È stato il presidente del Senato cileno, Jaime Quintana ad annunciarlo: nell'aprile del 2020 si terrà un referendum che dovrebbe portare alla stesura di una nuova Carta costituzionale. Giunge così al suo epilogo il drammatico periodo di manifestazioni e scontri che ha sconvolto il paese, facendolo ritornare indietro ai tempi del golpe del generale Augusto Pinochet. Il coprifuoco e l'esercito non hanno mai fatto scemare l'ondata popolare che ha invaso le strade delle maggiori città cilene a partire dal 18 ottobre scorso, quando fu annunciato un aumento del prezzo dei trasporti pubblici.

L'intesa sul referendum è stata raggiunta tra gli 11 partiti di maggioranza e opposizione che siedono al Congresso di Santiago dopo una lunga nottata di trattative. Quello che è stato firmato congiuntamente è stato chiamato “Accordo per la pace” e ha stabilito su quali quesiti si dovranno esprimere i cittadini. Le domande saranno due: se si ha intenzione di modificare la Costituzione in vigore dal 1980, al tempo della dittatura, e in che modo procedere.

Nel primo caso si riscriverà la Carta su un “foglio bianco” cioè interamente, si deve poi decidere se a farlo dovrà essere il 100% di delegati eletti o un numero diviso al 50% tra eletti e nominati. Dipenderà dal contenuto della nuova Costituzione in cui dovranno essere presenti le rivendicazioni portate avanti dal movimento di protesta.
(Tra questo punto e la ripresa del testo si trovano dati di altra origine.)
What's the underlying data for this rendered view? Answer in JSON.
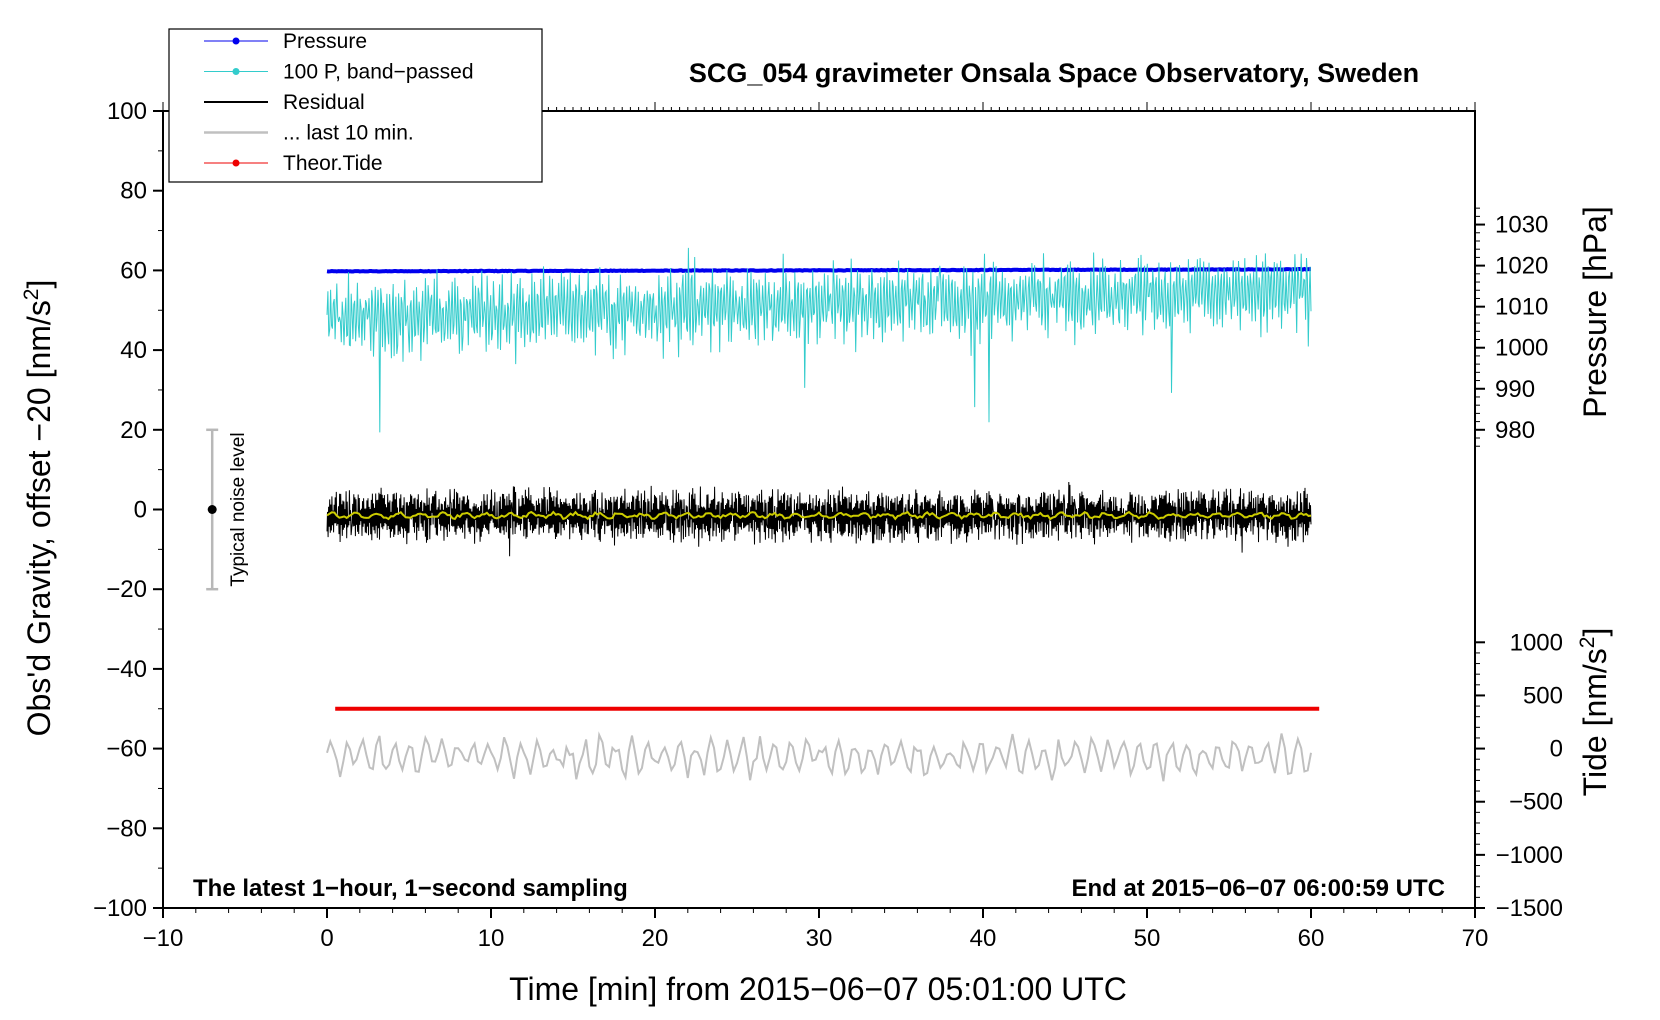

Il Cile è infatti un paese dalle fortissime diseguaglianze sociali, con bassi salari e alti costi per istruzione e assistenza sanitaria, l'economia è nelle mani di poche famiglie ricche.

La Costituzione attuale non impone allo Stato di provvedere a tali bisogni dei cittadini. Il presidente Pinera all'indomani della sua elezione, lo scorso anno, aveva fatto sapere che non avrebbe messo mani alla Carta contraddicendo l'intenzione del suo predecessore, la socialista Michelle Bachelet. Ma ha dovuto comunque cedere alla piazza.

I sondaggi che hanno mostrato come il 75% dei cileni fosse d'accordo con il movimento di protesta malgrado le violenze e che un numero ancora superiore ( l' 87%) aspirasse a riscrivere le regole per il governo del paese. Il prezzo pagato è stato molto alto: almeno 20 i morti nel corso degli scontri con i Carabineros e l'esercito, l'Istituto nazionale per i diritti umani ha avviato un'indagine e un'azione legale su almeno 180 casi di violazioni, si parla di presunti omicidi, violenza sessuale e torture.